Se soumettre ou se démettre

Vers un gel du fonds de cohésion ?

Une négociation soutenue s’est ouverte quant à l’octroi du fonds de cohésion à la Hongrie pour l’année 2013.

 


 

La Commission européenne a fait savoir, le 21 février dernier, qu’au regard de l’incapacité du gouvernement de M. Orbán à rétablir les finances publiques, il n’était en rien sûr que le fonds de cohésion accordé à la Hongrie chaque année le serait pour l’année à venir. Ce fonds, s’inscrivant dans le cadre de l’aide au développement régional, est destiné à réduire les disparités économiques et sociales sur le territoire de l’Union européenne et intervient, de ce fait, dans le financement de cohésion.

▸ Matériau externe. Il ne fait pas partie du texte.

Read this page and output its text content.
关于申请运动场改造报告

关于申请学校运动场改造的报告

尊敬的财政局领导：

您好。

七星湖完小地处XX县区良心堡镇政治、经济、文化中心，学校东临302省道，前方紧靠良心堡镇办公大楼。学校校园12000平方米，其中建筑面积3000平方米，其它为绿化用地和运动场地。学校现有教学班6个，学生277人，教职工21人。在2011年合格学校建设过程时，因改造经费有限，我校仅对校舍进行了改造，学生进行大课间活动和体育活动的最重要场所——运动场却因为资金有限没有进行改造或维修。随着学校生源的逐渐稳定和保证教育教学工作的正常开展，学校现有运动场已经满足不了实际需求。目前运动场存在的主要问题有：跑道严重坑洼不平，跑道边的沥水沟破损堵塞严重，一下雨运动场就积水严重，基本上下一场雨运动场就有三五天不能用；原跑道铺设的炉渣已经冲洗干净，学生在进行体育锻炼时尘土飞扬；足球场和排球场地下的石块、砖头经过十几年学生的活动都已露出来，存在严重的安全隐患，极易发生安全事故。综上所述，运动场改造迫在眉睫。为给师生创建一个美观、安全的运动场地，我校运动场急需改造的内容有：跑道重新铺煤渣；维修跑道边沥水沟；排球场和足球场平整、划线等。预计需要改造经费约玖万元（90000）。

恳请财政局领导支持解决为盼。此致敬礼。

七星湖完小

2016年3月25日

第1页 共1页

Depuis son entrée dans l’Union européenne, la Hongrie bénéficie de ce fonds, comme tous les Etats membres dont le PIB est inférieur à 90% de la moyenne communautaire, c’est-à-dire les Etats membres depuis 2004, ainsi que l’Espagne. Aussi est-il obligatoire pour ces Etats de suivre un programme de stabilité ou de convergence (selon qu’il aient ou non adopté l’euro) et de disposer de finances publiques saines. En outre, la conditionnalité des aides versées au titre du fonds de cohésion implique qu’un Etat peut se voir retirer le bénéfice de ces aides, dès lors qu’il ne respecte plus son programme de stabilité ou de convergence en accusant, par exemple, un déficit public excessif. Ce fonds sert de financement à deux types de projets. En premier lieu, les projets d’infrastructures de transport, et notamment les projets d’intérêt commun définis dans le cadre des réseaux transeuropéens.

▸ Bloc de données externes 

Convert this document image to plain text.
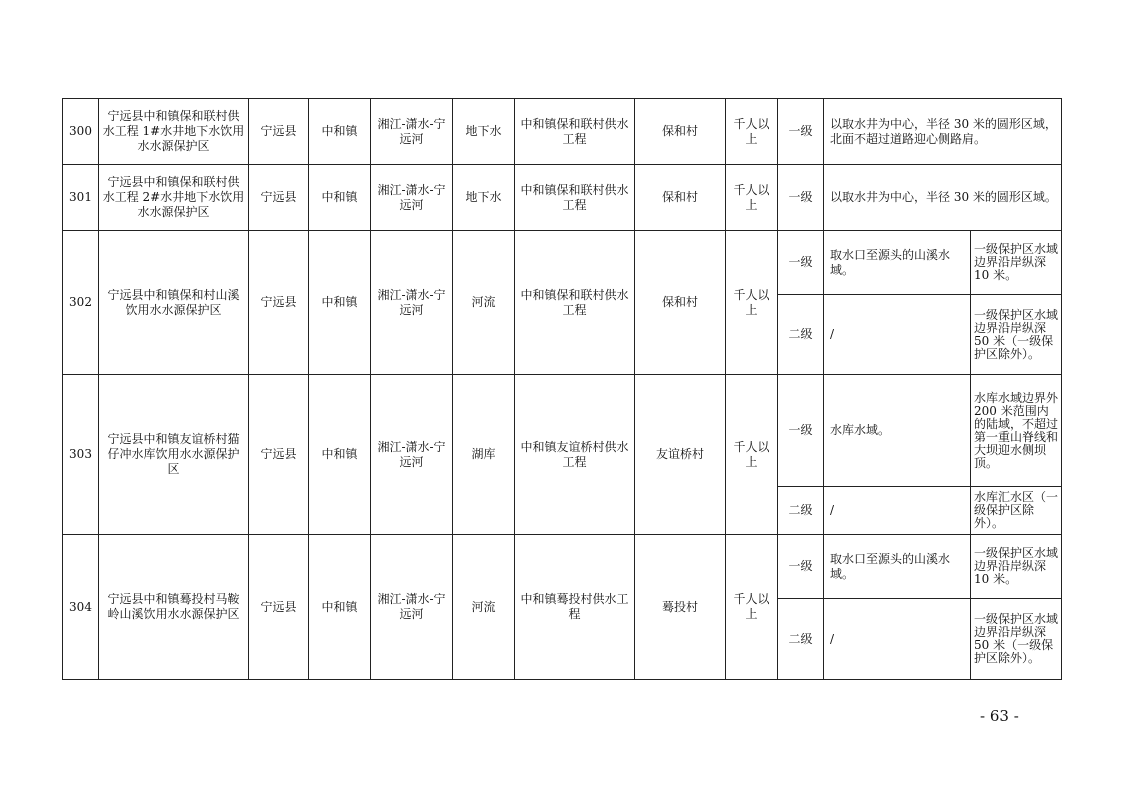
300	宁远县中和镇保和联村供水工程 1#水井地下水饮用水水源保护区	宁远县	中和镇	湘江-潇水-宁远河	地下水	中和镇保和联村供水工程	保和村	千人以上	一级	以取水井为中心，半径 30 米的圆形区域，北面不超过道路迎心侧路肩。	
301	宁远县中和镇保和联村供水工程 2#水井地下水饮用水水源保护区	宁远县	中和镇	湘江-潇水-宁远河	地下水	中和镇保和联村供水工程	保和村	千人以上	一级	以取水井为中心，半径 30 米的圆形区域。	
302	宁远县中和镇保和村山溪饮用水水源保护区	宁远县	中和镇	湘江-潇水-宁远河	河流	中和镇保和联村供水工程	保和村	千人以上	一级	取水口至源头的山溪水域。	一级保护区水域边界沿岸纵深 10 米。
									二级	/	一级保护区水域边界沿岸纵深 50 米（一级保护区除外）。
303	宁远县中和镇友谊桥村猫仔冲水库饮用水水源保护区	宁远县	中和镇	湘江-潇水-宁远河	湖库	中和镇友谊桥村供水工程	友谊桥村	千人以上	一级	水库水域。	水库水域边界外 200 米范围内的陆域，不超过第一重山脊线和大坝迎水侧坝顶。
									二级	/	水库汇水区（一级保护区除外）。
304	宁远县中和镇蓦投村马鞍岭山溪饮用水水源保护区	宁远县	中和镇	湘江-潇水-宁远河	河流	中和镇蓦投村供水工程	蓦投村	千人以上	一级	取水口至源头的山溪水域。	一级保护区水域边界沿岸纵深 10 米。
									二级	/	一级保护区水域边界沿岸纵深 50 米（一级保护区除外）。
- 63 -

En second lieu, les projets environnementaux contribuant à atteindre les objectifs du traité, notamment les projets répondant aux priorités de la politique communautaire de l’environnement. Tout cela, afin de combler le retard économique de certains Etats membres, dont la Hongrie.

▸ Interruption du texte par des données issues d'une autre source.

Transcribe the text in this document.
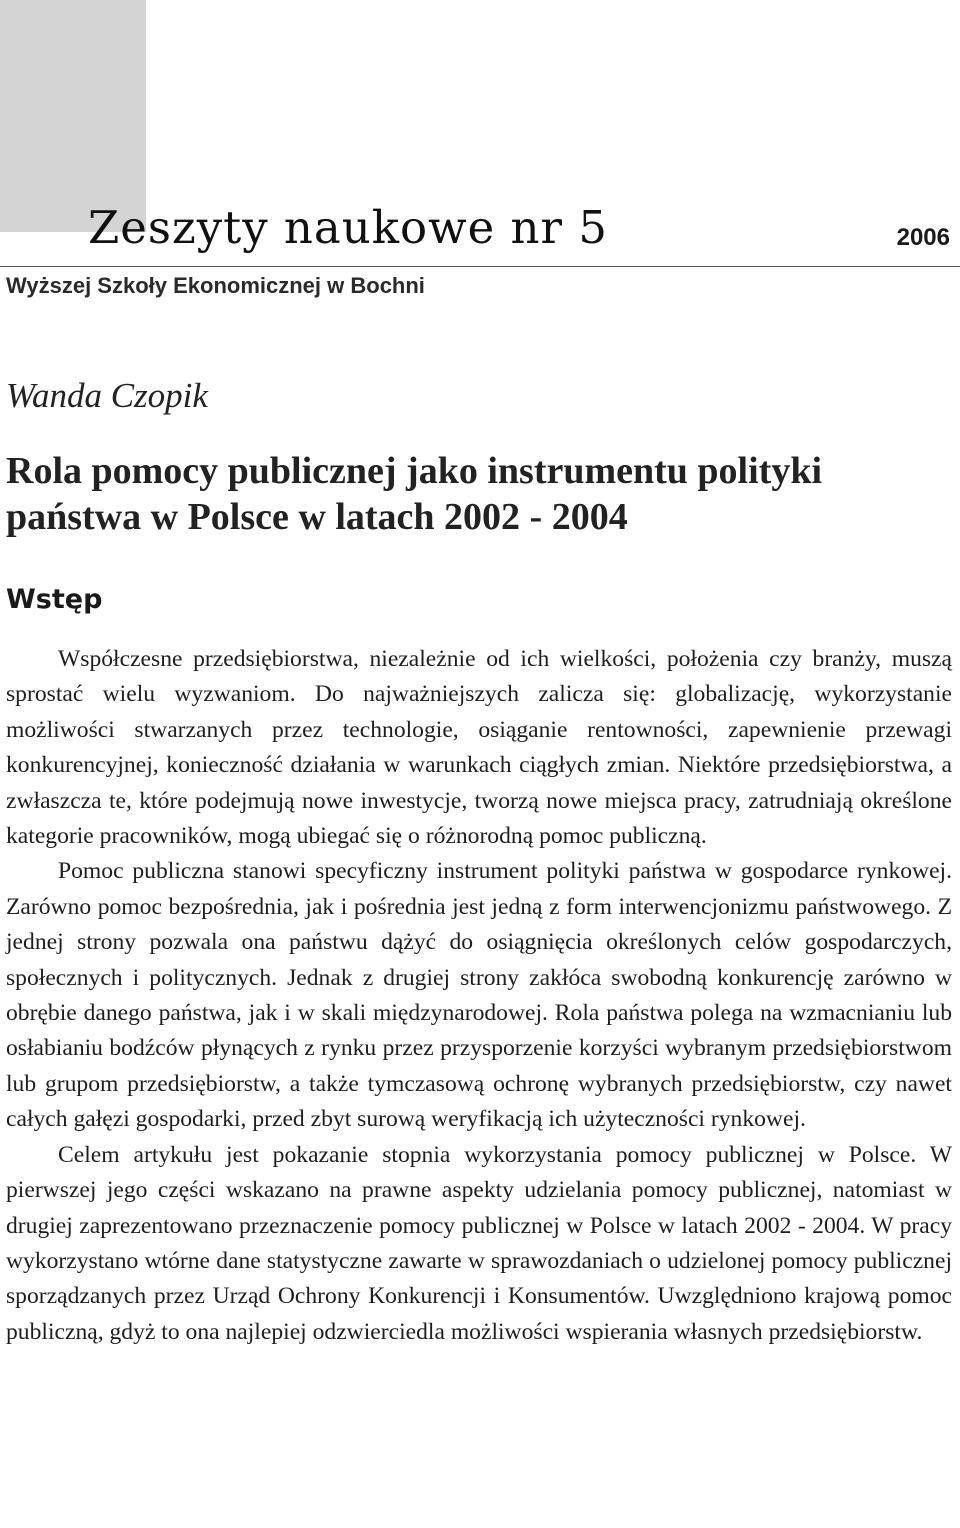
Zeszyty naukowe nr 5	2006
Wyższej Szkoły Ekonomicznej w Bochni
Wanda Czopik
Rola pomocy publicznej jako instrumentu polityki państwa w Polsce w latach 2002 - 2004
Wstęp

Współczesne przedsiębiorstwa, niezależnie od ich wielkości, położenia czy branży, muszą sprostać wielu wyzwaniom. Do najważniejszych zalicza się: globalizację, wykorzystanie możliwości stwarzanych przez technologie, osiąganie rentowności, zapewnienie przewagi konkurencyjnej, konieczność działania w warunkach ciągłych zmian. Niektóre przedsiębiorstwa, a zwłaszcza te, które podejmują nowe inwestycje, tworzą nowe miejsca pracy, zatrudniają określone kategorie pracowników, mogą ubiegać się o różnorodną pomoc publiczną.

Pomoc publiczna stanowi specyficzny instrument polityki państwa w gospodarce rynkowej. Zarówno pomoc bezpośrednia, jak i pośrednia jest jedną z form interwencjonizmu państwowego. Z jednej strony pozwala ona państwu dążyć do osiągnięcia określonych celów gospodarczych, społecznych i politycznych. Jednak z drugiej strony zakłóca swobodną konkurencję zarówno w obrębie danego państwa, jak i w skali międzynarodowej. Rola państwa polega na wzmacnianiu lub osłabianiu bodźców płynących z rynku przez przysporzenie korzyści wybranym przedsiębiorstwom lub grupom przedsiębiorstw, a także tymczasową ochronę wybranych przedsiębiorstw, czy nawet całych gałęzi gospodarki, przed zbyt surową weryfikacją ich użyteczności rynkowej.

Celem artykułu jest pokazanie stopnia wykorzystania pomocy publicznej w Polsce. W pierwszej jego części wskazano na prawne aspekty udzielania pomocy publicznej, natomiast w drugiej zaprezentowano przeznaczenie pomocy publicznej w Polsce w latach 2002 - 2004. W pracy wykorzystano wtórne dane statystyczne zawarte w sprawozdaniach o udzielonej pomocy publicznej sporządzanych przez Urząd Ochrony Konkurencji i Konsumentów. Uwzględniono krajową pomoc publiczną, gdyż to ona najlepiej odzwierciedla możliwości wspierania własnych przedsiębiorstw.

Conscient du manque à gagner que constituerait le gel du fonds revenant traditionnellement à la Hongrie depuis 2004, M. Orbán s’est empressé de rédiger une lettre cordiale, en date du 7 mars, à l’attention de M. Barroso et de M. Von Rompuy. L'objectif était de garantir à son gouvernement la possibilité de prendre des mesures nécessaires à l’assainissement des finances hongroises. Bien que le Premier Ministre sache parfaitement que sa base électorale se plaît à observer la prétendue coriacité avec laquelle il se comporte à l’égard de Bruxelles, il ne peut mettre une croix sur le demi-milliard d’euros dont bénéficierait la Hongrie en janvier 2013. Ainsi se doit-il de jongler astucieusement entre la satisfaction de son électorat, particulièrement enragé contre la Commission européenne et tous les pouvoirs venant de l’extérieur, et l’état catastrophique des finances. Une dette qui a explosé (15,5 milliards d’euros à trouver cette année, soit 18% du PIB hongrois), un forint en berne (la plus forte chute enregistrée ce semestre parmi plus de 170 monnaies observées par l’agence Bloomberg), un taux d’emprunt passant la barre des 10%, la mise place d’une taxation à taux unique de 16%. Rien ne permet d’affirmer que la politique de l’actuelle gouvernement pourrait apporter en quoi que ce soit une solution au problème de la dette et de l’endettement en Hongrie. Alors que tous sont vent debout contre M. Orbán, celui-là persiste et jure à la Commission qu’il trouvera le remède à la situation calamiteuse à laquelle son pays fait face. Il tente très étrangement de normaliser ses relations avec l’Union européenne, après des mois de conflit et laisse de plus en plus apercevoir des signes de soumission. Certains y voient déjà un retour dans les rangs en règles et présagent une obéissance quasi-totale aux recommandations de la Commission. Pour que le fonds annuel de cohérence soit injecté dans l’économie, il faudra, à n’en pas douter, que le chef du gouvernement procède méthodiquement à des coupes dans le budget, au plus grand mécontentement de son électorat.